L’Observatoire des religions

Vers la fin de la propriété ?

Le capitalisme serait en voie de décapitalisation, selon l’économiste américain Jeremy Rifkin

jeudi 18 octobre 2007

Le livre de Jeremy Rifkin, maintenant en Livre de Poche, a tout pour plaire. Sujet porteur : la prétendue « nouvelle économie ». Traité de manière apocalyptique : il s’agit de sauver la civilisation menacée par un risque mortel. Comme on ne manque pas de fustiger les géants multinationaux qui s’apprêtent à gérer notre vie jusque dans ce qu’elle a de plus intime et que l’on verse quelques larmes sur les déshérités de ce monde, le succès est garanti. A nouvelle économie, nouveau concept : nous sommes entrés dans « l’âge de l’accès ». Longtemps le capitalisme s’est identifié à la propriété et au marché. On échangeait des droits de propriété sur un marché. Tout cela est bientôt terminé. La propriété est remplacée par l’accès et le marché par le réseau. Les protagonistes du marché étaient les vendeurs et les acheteurs. Les héros du jour sont plutôt les pourvoyeurs et les usagers. « D’ici à vingt-cinq ans, prophétise l’auteur, l’idée même de propriété paraîtra singulièrement limitée, voire complètement démodée, à un nombre croissant d’entreprises et de consommateurs. »
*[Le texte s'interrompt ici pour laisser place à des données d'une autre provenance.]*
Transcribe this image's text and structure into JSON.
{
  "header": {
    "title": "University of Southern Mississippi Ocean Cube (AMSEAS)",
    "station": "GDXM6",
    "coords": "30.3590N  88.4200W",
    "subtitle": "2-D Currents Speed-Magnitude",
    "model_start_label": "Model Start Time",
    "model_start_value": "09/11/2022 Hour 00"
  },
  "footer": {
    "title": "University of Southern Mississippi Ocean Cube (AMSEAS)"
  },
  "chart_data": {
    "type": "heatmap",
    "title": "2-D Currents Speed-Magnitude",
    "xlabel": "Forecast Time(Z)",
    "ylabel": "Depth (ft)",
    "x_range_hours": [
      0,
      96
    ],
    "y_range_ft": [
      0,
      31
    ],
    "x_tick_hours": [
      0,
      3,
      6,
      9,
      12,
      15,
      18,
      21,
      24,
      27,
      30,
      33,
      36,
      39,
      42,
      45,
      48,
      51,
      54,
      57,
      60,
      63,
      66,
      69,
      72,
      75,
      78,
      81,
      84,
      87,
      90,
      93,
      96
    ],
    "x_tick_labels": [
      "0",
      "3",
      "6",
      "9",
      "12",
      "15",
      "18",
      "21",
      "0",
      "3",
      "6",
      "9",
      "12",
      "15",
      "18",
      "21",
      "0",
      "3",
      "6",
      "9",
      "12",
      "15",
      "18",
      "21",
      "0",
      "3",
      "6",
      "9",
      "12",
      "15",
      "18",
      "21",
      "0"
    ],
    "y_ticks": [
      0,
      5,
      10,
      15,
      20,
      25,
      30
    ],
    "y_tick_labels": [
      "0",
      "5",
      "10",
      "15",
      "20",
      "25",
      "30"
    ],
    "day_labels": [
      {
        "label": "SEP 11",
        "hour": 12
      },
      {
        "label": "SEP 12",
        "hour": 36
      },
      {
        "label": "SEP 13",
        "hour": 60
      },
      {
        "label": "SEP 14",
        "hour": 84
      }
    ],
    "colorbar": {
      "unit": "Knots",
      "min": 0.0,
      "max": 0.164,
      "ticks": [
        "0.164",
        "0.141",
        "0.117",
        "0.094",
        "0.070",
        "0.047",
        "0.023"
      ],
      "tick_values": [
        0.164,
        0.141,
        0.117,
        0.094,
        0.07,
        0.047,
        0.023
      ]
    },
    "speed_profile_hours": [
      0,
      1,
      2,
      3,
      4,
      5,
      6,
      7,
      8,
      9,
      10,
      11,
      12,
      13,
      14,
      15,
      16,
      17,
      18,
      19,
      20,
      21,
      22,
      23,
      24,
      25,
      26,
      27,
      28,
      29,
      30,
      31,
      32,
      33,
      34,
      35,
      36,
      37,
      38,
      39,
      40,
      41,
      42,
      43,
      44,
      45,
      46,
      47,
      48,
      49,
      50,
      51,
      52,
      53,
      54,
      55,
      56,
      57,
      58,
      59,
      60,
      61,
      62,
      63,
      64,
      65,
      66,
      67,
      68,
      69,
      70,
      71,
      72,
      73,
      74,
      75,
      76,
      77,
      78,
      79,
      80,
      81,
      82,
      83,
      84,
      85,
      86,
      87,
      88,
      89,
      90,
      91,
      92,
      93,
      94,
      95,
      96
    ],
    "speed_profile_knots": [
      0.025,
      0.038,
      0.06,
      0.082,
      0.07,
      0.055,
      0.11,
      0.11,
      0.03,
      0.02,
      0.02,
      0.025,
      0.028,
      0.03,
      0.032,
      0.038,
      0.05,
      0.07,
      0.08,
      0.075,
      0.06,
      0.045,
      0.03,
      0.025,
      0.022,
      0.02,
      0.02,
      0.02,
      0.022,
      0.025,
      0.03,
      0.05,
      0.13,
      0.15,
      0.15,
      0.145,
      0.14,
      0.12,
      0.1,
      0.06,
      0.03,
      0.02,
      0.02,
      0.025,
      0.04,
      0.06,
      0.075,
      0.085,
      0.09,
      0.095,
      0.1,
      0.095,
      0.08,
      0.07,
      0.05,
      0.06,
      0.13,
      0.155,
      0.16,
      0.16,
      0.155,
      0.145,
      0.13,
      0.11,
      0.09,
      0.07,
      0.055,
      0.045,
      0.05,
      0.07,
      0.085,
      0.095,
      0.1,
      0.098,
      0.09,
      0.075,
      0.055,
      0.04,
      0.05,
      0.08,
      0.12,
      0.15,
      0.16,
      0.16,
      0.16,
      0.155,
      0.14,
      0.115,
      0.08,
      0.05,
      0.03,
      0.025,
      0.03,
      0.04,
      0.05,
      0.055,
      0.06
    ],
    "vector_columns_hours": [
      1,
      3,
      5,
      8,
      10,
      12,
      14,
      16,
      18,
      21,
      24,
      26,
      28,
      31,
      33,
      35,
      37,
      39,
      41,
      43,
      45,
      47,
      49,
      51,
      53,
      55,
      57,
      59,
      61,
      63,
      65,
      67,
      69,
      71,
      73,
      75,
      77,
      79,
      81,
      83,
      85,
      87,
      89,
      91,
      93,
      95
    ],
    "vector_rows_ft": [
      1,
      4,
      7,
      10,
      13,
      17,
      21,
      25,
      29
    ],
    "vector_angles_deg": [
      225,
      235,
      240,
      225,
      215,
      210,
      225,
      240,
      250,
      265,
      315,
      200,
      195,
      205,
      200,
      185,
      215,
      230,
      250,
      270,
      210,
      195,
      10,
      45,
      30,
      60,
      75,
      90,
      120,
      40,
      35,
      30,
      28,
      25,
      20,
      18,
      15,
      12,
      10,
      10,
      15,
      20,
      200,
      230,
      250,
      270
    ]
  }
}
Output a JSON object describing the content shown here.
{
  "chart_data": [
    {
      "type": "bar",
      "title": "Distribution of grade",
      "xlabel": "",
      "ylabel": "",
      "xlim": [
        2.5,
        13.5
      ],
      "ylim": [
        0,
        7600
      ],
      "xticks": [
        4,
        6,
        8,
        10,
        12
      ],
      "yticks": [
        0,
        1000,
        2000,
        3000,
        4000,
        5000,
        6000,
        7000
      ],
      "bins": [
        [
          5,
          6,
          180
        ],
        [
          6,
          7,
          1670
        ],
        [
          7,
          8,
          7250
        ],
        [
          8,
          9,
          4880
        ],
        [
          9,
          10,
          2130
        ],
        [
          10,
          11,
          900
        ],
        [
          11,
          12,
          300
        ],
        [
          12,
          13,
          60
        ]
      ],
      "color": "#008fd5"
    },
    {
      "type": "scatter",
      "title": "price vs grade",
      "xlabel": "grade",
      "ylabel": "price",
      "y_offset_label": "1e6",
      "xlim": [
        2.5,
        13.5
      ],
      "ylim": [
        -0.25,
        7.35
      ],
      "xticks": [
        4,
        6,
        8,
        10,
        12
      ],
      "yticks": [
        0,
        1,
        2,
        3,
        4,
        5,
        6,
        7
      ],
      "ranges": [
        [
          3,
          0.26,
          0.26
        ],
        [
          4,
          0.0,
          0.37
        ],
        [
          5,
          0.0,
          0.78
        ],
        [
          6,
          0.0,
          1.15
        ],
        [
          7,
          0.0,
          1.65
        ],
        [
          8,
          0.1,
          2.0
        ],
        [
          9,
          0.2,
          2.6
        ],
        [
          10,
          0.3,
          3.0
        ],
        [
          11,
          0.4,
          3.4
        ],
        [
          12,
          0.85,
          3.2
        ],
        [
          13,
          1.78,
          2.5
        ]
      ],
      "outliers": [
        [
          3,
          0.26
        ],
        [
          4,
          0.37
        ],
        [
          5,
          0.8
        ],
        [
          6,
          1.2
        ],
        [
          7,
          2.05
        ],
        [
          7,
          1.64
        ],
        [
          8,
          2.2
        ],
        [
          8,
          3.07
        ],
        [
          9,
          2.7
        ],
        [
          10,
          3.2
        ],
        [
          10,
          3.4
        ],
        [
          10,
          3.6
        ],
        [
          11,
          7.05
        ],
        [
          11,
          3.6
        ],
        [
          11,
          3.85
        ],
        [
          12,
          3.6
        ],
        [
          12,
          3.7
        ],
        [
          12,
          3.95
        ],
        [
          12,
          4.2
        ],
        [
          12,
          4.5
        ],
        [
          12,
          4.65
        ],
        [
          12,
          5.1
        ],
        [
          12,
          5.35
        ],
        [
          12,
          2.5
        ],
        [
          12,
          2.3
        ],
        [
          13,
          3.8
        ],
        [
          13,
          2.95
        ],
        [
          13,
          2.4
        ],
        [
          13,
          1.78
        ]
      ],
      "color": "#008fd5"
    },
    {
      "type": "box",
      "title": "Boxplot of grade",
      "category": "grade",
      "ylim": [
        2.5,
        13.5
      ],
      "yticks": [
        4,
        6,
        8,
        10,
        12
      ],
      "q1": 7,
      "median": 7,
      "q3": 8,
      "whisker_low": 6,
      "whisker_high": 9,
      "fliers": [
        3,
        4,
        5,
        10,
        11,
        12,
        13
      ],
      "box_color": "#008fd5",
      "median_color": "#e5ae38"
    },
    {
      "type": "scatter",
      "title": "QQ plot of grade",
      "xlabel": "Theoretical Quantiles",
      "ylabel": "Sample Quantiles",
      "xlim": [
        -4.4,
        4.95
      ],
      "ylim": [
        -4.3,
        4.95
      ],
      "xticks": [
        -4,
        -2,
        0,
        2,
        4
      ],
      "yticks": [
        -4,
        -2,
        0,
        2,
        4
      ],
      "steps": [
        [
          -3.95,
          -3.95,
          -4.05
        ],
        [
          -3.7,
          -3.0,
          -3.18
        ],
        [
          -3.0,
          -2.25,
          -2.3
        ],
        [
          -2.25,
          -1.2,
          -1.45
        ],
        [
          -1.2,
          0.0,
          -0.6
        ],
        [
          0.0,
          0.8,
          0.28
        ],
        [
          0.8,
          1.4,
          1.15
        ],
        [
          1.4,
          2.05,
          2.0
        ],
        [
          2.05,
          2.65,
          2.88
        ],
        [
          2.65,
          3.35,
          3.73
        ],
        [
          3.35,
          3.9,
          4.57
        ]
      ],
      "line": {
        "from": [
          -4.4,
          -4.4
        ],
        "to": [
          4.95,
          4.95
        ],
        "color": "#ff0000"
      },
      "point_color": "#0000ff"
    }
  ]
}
C’est de la Toile Internet que Rifkin est parti pour élaborer sa version du capitalisme contemporain. Pour le commun des internautes, l’important, en effet, n’est pas d’être propriétaire de son ordinateur, mais de pouvoir accéder au cyberespace, et il ne peut le faire qu’en passant par un intermédiaire qui est souvent un géant multinational. Mais à lire notre auteur, c’est le capitalisme lui-même qui serait en voie de décapitalisation.
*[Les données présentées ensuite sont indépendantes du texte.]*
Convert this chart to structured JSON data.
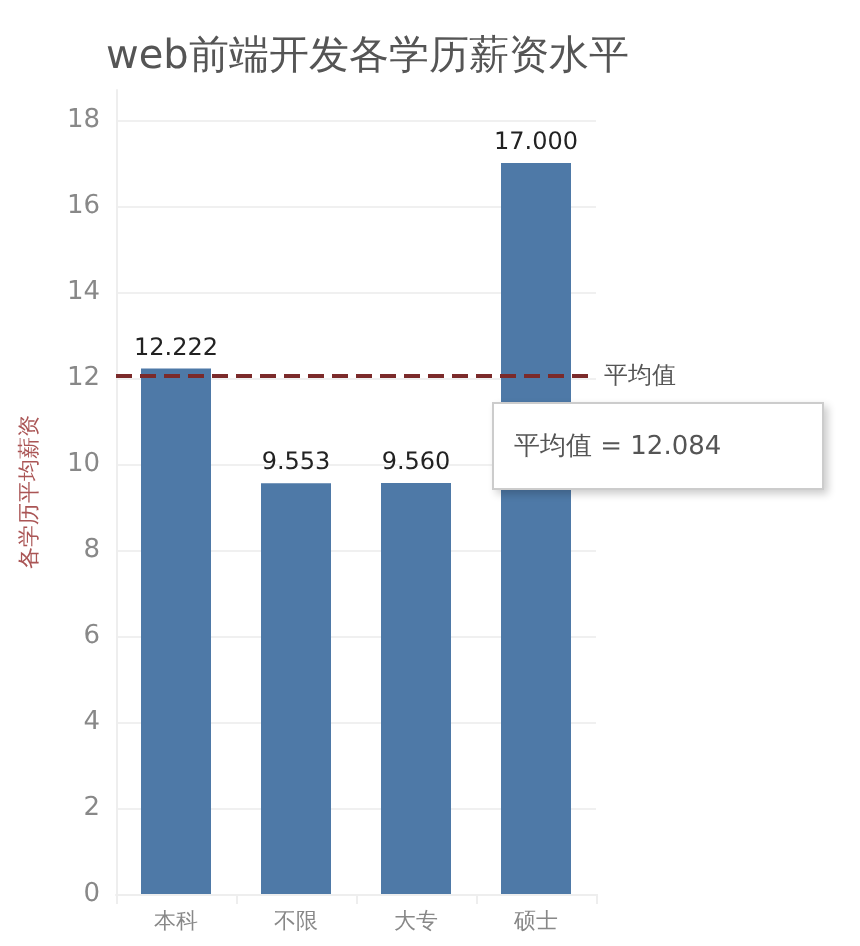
{
  "chart_data": {
    "type": "bar",
    "title": "web前端开发各学历薪资水平",
    "ylabel": "各学历平均薪资",
    "categories": [
      "本科",
      "不限",
      "大专",
      "硕士"
    ],
    "values": [
      12.222,
      9.553,
      9.56,
      17.0
    ],
    "color": "#4e79a7",
    "value_labels": [
      "12.222",
      "9.553",
      "9.560",
      "17.000"
    ],
    "ylim": [
      0,
      18.7
    ],
    "yticks": [
      0,
      2,
      4,
      6,
      8,
      10,
      12,
      14,
      16,
      18
    ],
    "grid": "y",
    "ref_lines": [
      {
        "axis": "y",
        "value": 12.084,
        "label": "平均值",
        "color": "#7b2a2a",
        "line_style": "dashed"
      }
    ],
    "annotations": [
      "平均值 = 12.084"
    ]
  }
}
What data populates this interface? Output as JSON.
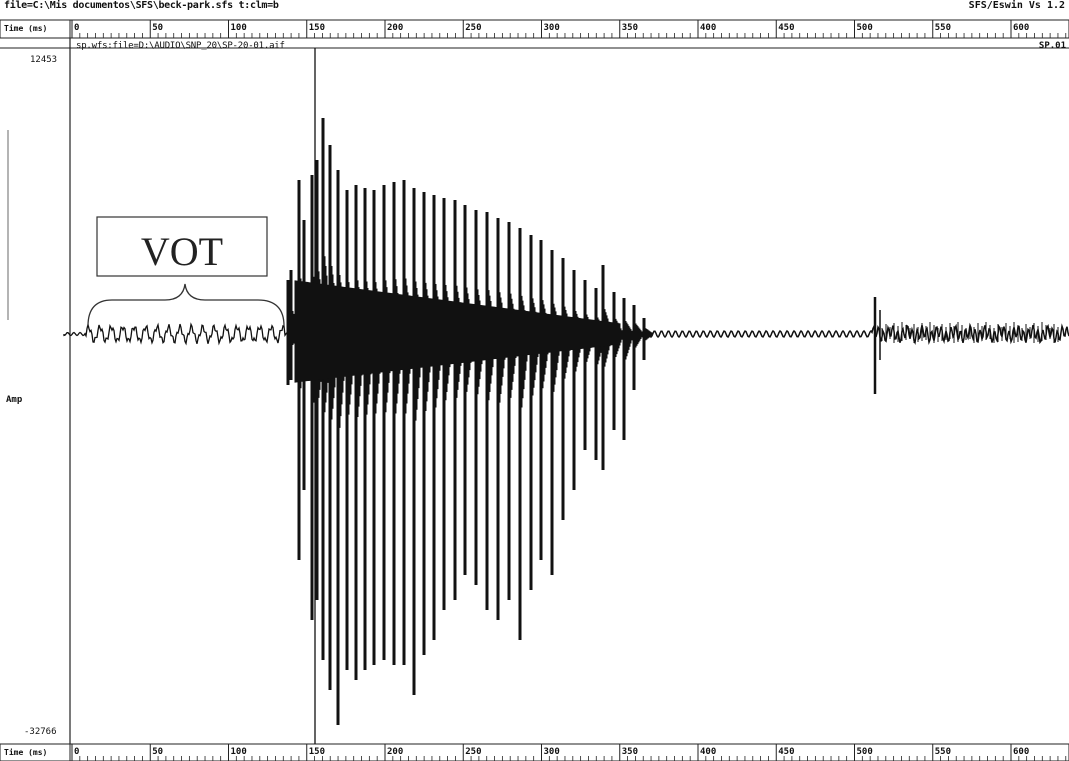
{
  "header": {
    "file_path": "file=C:\\Mis documentos\\SFS\\beck-park.sfs t:clm=b",
    "app_version": "SFS/Eswin Vs 1.2"
  },
  "top_axis": {
    "label": "Time (ms)",
    "ticks": [
      "0",
      "50",
      "100",
      "150",
      "200",
      "250",
      "300",
      "350",
      "400",
      "450",
      "500",
      "550",
      "600"
    ]
  },
  "bottom_axis": {
    "label": "Time (ms)",
    "ticks": [
      "0",
      "50",
      "100",
      "150",
      "200",
      "250",
      "300",
      "350",
      "400",
      "450",
      "500",
      "550",
      "600"
    ]
  },
  "waveform_panel": {
    "source": "sp.wfs:file=D:\\AUDIO\\SNP_20\\SP-20-01.aif",
    "right_value": "SP.01",
    "y_max": "12453",
    "y_min": "-32766",
    "y_label": "Amp"
  },
  "annotation": {
    "label": "VOT"
  }
}
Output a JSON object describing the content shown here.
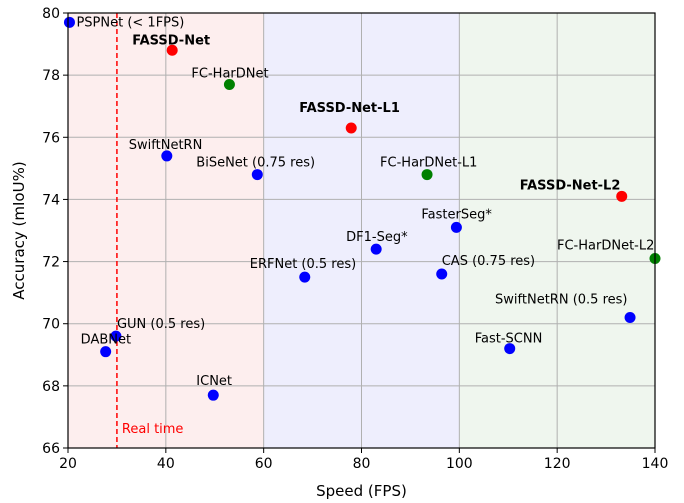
{
  "chart_data": {
    "type": "scatter",
    "title": "",
    "xlabel": "Speed (FPS)",
    "ylabel": "Accuracy (mIoU%)",
    "xlim": [
      20,
      140
    ],
    "ylim": [
      66,
      80
    ],
    "xticks": [
      20,
      40,
      60,
      80,
      100,
      120,
      140
    ],
    "yticks": [
      66,
      68,
      70,
      72,
      74,
      76,
      78,
      80
    ],
    "grid": true,
    "colors": {
      "blue": "#0000ff",
      "red": "#ff0000",
      "green": "#008000"
    },
    "background_bands": [
      {
        "x0": 20,
        "x1": 60,
        "color": "#fdeeee"
      },
      {
        "x0": 60,
        "x1": 100,
        "color": "#eeeefd"
      },
      {
        "x0": 100,
        "x1": 140,
        "color": "#eff6ee"
      }
    ],
    "reference_line": {
      "x": 30,
      "label": "Real time",
      "color": "#ff0000",
      "style": "dashed"
    },
    "points": [
      {
        "name": "PSPNet (< 1FPS)",
        "x": 20.3,
        "y": 79.7,
        "color": "blue",
        "bold": false
      },
      {
        "name": "FASSD-Net",
        "x": 41.3,
        "y": 78.8,
        "color": "red",
        "bold": true
      },
      {
        "name": "FC-HarDNet",
        "x": 53.0,
        "y": 77.7,
        "color": "green",
        "bold": false
      },
      {
        "name": "FASSD-Net-L1",
        "x": 77.9,
        "y": 76.3,
        "color": "red",
        "bold": true
      },
      {
        "name": "SwiftNetRN",
        "x": 40.2,
        "y": 75.4,
        "color": "blue",
        "bold": false
      },
      {
        "name": "BiSeNet (0.75 res)",
        "x": 58.7,
        "y": 74.8,
        "color": "blue",
        "bold": false
      },
      {
        "name": "FC-HarDNet-L1",
        "x": 93.4,
        "y": 74.8,
        "color": "green",
        "bold": false
      },
      {
        "name": "FASSD-Net-L2",
        "x": 133.2,
        "y": 74.1,
        "color": "red",
        "bold": true
      },
      {
        "name": "FasterSeg*",
        "x": 99.4,
        "y": 73.1,
        "color": "blue",
        "bold": false
      },
      {
        "name": "DF1-Seg*",
        "x": 83.0,
        "y": 72.4,
        "color": "blue",
        "bold": false
      },
      {
        "name": "FC-HarDNet-L2",
        "x": 140.0,
        "y": 72.1,
        "color": "green",
        "bold": false
      },
      {
        "name": "ERFNet (0.5 res)",
        "x": 68.4,
        "y": 71.5,
        "color": "blue",
        "bold": false
      },
      {
        "name": "CAS (0.75 res)",
        "x": 96.4,
        "y": 71.6,
        "color": "blue",
        "bold": false
      },
      {
        "name": "SwiftNetRN (0.5 res)",
        "x": 134.9,
        "y": 70.2,
        "color": "blue",
        "bold": false
      },
      {
        "name": "GUN (0.5 res)",
        "x": 29.8,
        "y": 69.6,
        "color": "blue",
        "bold": false
      },
      {
        "name": "Fast-SCNN",
        "x": 110.3,
        "y": 69.2,
        "color": "blue",
        "bold": false
      },
      {
        "name": "DABNet",
        "x": 27.7,
        "y": 69.1,
        "color": "blue",
        "bold": false
      },
      {
        "name": "ICNet",
        "x": 49.7,
        "y": 67.7,
        "color": "blue",
        "bold": false
      }
    ]
  }
}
La bonne stratégie pour les entreprises serait de réduire au maximum leur capital physique en louant bureaux et machines, en diminuant le plus possible les stocks, en sous-traitant toutes les activités secondaires de façon à ne conserver que la partie la plus intellectuelle, la plus créative de leur métier. Les actifs qui font la valeur d’une firme sont désormais des immatériels. Plus grand est le pourcentage des actifs immatériels dans le capital d’une entreprise, plus intense serait l’amour que lui portent les spéculateurs.
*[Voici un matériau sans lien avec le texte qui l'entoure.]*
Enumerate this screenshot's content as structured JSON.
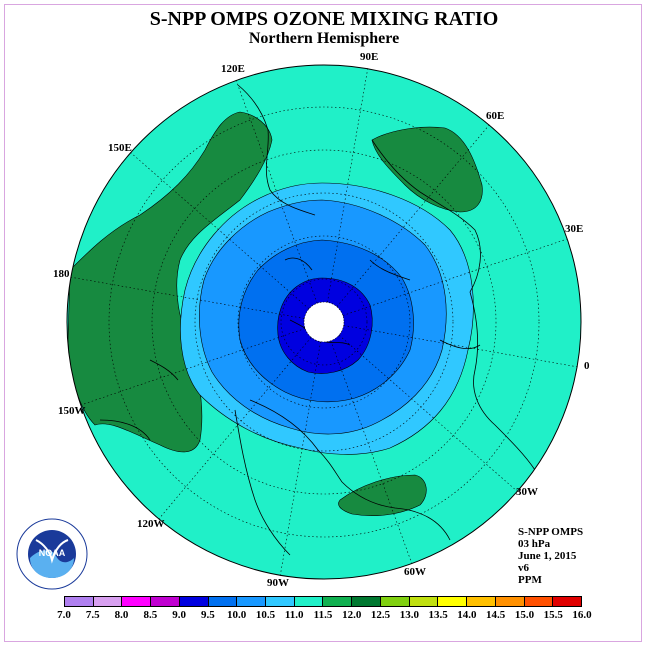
{
  "title": "S-NPP OMPS OZONE MIXING RATIO",
  "subtitle": "Northern Hemisphere",
  "longitude_labels": [
    "90E",
    "60E",
    "30E",
    "0",
    "30W",
    "60W",
    "90W",
    "120W",
    "150W",
    "180",
    "150E",
    "120E"
  ],
  "info": {
    "instrument": "S-NPP OMPS",
    "level": "03 hPa",
    "date": "June 1, 2015",
    "version": "v6",
    "units": "PPM"
  },
  "colorbar": {
    "ticks": [
      "7.0",
      "7.5",
      "8.0",
      "8.5",
      "9.0",
      "9.5",
      "10.0",
      "10.5",
      "11.0",
      "11.5",
      "12.0",
      "12.5",
      "13.0",
      "13.5",
      "14.0",
      "14.5",
      "15.0",
      "15.5",
      "16.0"
    ],
    "colors": [
      "#b080f0",
      "#d8a0f0",
      "#ff00ff",
      "#c000d0",
      "#0000e0",
      "#0070f0",
      "#1898ff",
      "#30c8ff",
      "#20f0c8",
      "#10b050",
      "#007830",
      "#80d010",
      "#c0e010",
      "#ffff00",
      "#ffc000",
      "#ff9000",
      "#ff5000",
      "#e00000",
      "#8b5a3c"
    ]
  },
  "map_colors": {
    "background": "#20f0c8",
    "high_band": "#178a40",
    "ring_10": "#30c8ff",
    "ring_95": "#1898ff",
    "ring_90": "#0070f0",
    "ring_85": "#0000e0",
    "center": "#ffffff"
  },
  "logo": {
    "text": "NOAA"
  }
}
Les particuliers suivraient la même voie, préférant la location à l’achat. Et pas seulement en matière de logement. Plutôt que de faire l’achat d’une moquette, ils louent les services d’un installateur qui en assure la maintenance. Le jeune ménage n’embarrasse plus son Caddie de couches-culottes, mais s’abonne à un service de fourniture qui lui livre régulièrement toutes les couches nécessaires aussi longtemps que bébé en aura besoin. La même entreprise peut aussi fournir par contrat toutes sortes d’autres services, des jouets aux vêtements en passant par les petits pots et le lait en poudre. Et pourquoi s’arrêter là ?
Pourquoi ne pas poursuivre cette relation tout au long de l’enfance et de l’adolescence ? Pourquoi ne pas la poursuivre jusqu’à l’âge adulte ?
Le tourisme industrialisé est évidemment l’illustration parfaite du propos de Rifkin. Plutôt que de s’empoisonner la vie avec les frais et les soucis d’une résidence secondaire immobilisant du capital, il est bien plus astucieux d’acheter pour chaque période de vacances des expériences exotiques à des agences de voyages spécialisées dans la fabrique de souvenirs.
Dans le même ordre d’idées, il n’est plus question d’épargner, mais au contraire de vivre à crédit. L’exemple américain paraît particulièrement démonstratif à Rifkin. Il oublie de nous dire - omission bien étrange de la part d’un expert aussi renommé - que l’investissement ne peut être financé à long terme que par l’épargne. Si en effet le bas de laine des Américains tend depuis quelques années à se vider, une épargne étrangère importée assure le financement de la croissance américaine, et par conséquent ce modèle n’est pas exportable à l’ensemble du monde.
L’âge de l’accès : La nouvelle culture du capitalisme (Poche) de Jeremy Rifkin, trazduit par Marc Saint-Upéry. La Découverte.